Tried alternative exhaustive search using below query but even this is bringing the same search result

index=main | rex field=_raw "(?<Ex>(.*NullPointerException.*[\r\n].+[^\r\n]))" | where len(Ex)!=0 | table Ex

Re: How to create a search for matching next line?

ITWhisperer — Sat, 05 Aug 2023 11:07:44 GMT

Here is a runanywhere example with your logs.

| makeresults | fields - _time | eval _raw="16:19:33 [WARNING] Failed to handle packet: java.lang.NullPointerException java.lang.NullPointerException at com.Khorn.TerrainControl.Generator.ObjectSpawner.populate(ObjectSpawner.java:128) at net.minecraft.server.ChunkProviderServer.getChunkAt(ChunkProviderServer.java:178) at net.minecraft.server.Chunk.a(Chunk.java:820) at net.minecraft.server.ChunkProviderServer.getChunkAt(ChunkProviderServer.java:96) 11:27:19,522 INFO app15a.action.CreateCustomerAction - an exception occurred! ============================== java.lang.NullPointerException Caused at app15a.action.CreateCustomerAction.execute(CreateCustomerAction.java:54) at org.apache.struts.action.RequestProcessor.processActionPerform(RequestProcessor.java:421) at org.apache.struts.action.RequestProcessor.process(RequestProcessor.java:226)" | multikv noheader=t | fields _raw | streamstats list(_raw) as raw first(_raw) as first_raw window=2 | regex first_raw="NullPointerException" | where mvcount(raw) > 1 | fields - first_raw | mvexpand raw | rename raw as _raw

Things to note is the where command was added to remove the first event since it has no previous

Also, depending on what you are trying to see, the mvexpand (and rename) could be removed to show how the raw events are paired, so when NullPointerException appears on adjacent lines, it is clear why the line is repeated.
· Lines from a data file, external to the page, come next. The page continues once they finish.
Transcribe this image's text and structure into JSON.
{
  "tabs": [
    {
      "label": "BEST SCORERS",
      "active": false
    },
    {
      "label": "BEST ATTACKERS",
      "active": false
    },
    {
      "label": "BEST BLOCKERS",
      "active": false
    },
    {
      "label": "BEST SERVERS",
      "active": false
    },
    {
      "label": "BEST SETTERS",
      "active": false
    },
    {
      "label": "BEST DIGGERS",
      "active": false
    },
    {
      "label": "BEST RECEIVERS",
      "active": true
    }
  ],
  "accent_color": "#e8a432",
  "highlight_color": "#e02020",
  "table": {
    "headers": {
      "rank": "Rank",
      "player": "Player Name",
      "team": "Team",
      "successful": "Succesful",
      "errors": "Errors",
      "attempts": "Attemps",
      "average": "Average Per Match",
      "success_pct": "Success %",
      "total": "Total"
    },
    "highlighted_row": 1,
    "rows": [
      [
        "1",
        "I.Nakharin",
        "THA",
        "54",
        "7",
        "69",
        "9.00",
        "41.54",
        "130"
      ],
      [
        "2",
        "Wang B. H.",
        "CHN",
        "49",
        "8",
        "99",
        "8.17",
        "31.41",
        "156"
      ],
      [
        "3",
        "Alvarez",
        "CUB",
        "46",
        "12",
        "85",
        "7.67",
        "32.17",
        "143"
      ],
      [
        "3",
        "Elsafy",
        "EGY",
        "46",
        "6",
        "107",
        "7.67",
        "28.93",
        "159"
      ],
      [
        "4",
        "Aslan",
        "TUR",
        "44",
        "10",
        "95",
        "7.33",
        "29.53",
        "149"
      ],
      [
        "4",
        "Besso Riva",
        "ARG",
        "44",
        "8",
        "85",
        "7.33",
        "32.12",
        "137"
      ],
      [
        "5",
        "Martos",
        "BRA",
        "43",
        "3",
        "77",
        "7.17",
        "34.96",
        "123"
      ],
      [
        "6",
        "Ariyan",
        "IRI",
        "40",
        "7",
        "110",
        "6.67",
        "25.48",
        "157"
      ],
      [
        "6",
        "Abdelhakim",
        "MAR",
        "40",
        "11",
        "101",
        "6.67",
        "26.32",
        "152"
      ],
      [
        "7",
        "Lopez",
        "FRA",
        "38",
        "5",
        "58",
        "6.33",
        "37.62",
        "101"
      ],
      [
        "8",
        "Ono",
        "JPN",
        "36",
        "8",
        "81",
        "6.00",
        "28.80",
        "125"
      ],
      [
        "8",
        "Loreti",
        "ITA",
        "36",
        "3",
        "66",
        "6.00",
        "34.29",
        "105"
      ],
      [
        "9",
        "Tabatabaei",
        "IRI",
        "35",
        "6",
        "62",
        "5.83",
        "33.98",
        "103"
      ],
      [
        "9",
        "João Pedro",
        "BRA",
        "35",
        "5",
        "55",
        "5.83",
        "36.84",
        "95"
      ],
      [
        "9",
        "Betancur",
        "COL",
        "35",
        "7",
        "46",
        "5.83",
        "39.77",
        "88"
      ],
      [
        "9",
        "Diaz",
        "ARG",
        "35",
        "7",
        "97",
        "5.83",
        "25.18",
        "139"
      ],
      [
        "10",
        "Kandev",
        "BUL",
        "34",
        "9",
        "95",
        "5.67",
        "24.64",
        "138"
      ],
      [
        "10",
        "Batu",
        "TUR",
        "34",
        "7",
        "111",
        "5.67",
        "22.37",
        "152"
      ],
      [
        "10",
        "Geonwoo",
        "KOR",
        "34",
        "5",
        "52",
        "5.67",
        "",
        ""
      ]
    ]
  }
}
Finally, you might want to look at your ingestion so that all the lines from the same "event" are kept together in a single event e.g. breaking at the timestamp not every new line.

Re: How to create a search for matching next line?

Thulasinathan_M — Sat, 05 Aug 2023 11:42:35 GMT

Very Much Thanks to you @ITWhisperer. It worked perfectly, when I didn't add 'NullPointerException' in my main search. But the Events it searched against 2 mins window was (23,976,134) which took lot of time. If I expand the window to 15 mins. The search got aut-cancelled. 😞 Is there any other work-arounds I could do in this situation.

Re: How to create a search for matching next line?

ITWhisperer — Sat, 05 Aug 2023 12:56:54 GMT

Summary indexes are a good way of extracting useful information so that subsequent searches are faster, for example, you could run a report every minute to find these occurrences and put them in a summary index. You could then use the summary index to reframe the time search on your main index if you need more information from it.

The other option I already mentioned is to change your ingestion so that the multi-line faults are indexed as a single event rather than being spread across multiple events, which might improve your search time for these faults.

Re: How to create a search for matching next line?

PickleRick — Sat, 05 Aug 2023 13:29:08 GMT

OK. I know that it wasn't your question but these are not supposed to be separate events. These are simply subsequent lines of a single multi-line event and your source is not properly onboarded. You should fix your line breaking (and maybe timestamp recognition because I suspect it is broken as well). This will solve more problems than just "next line".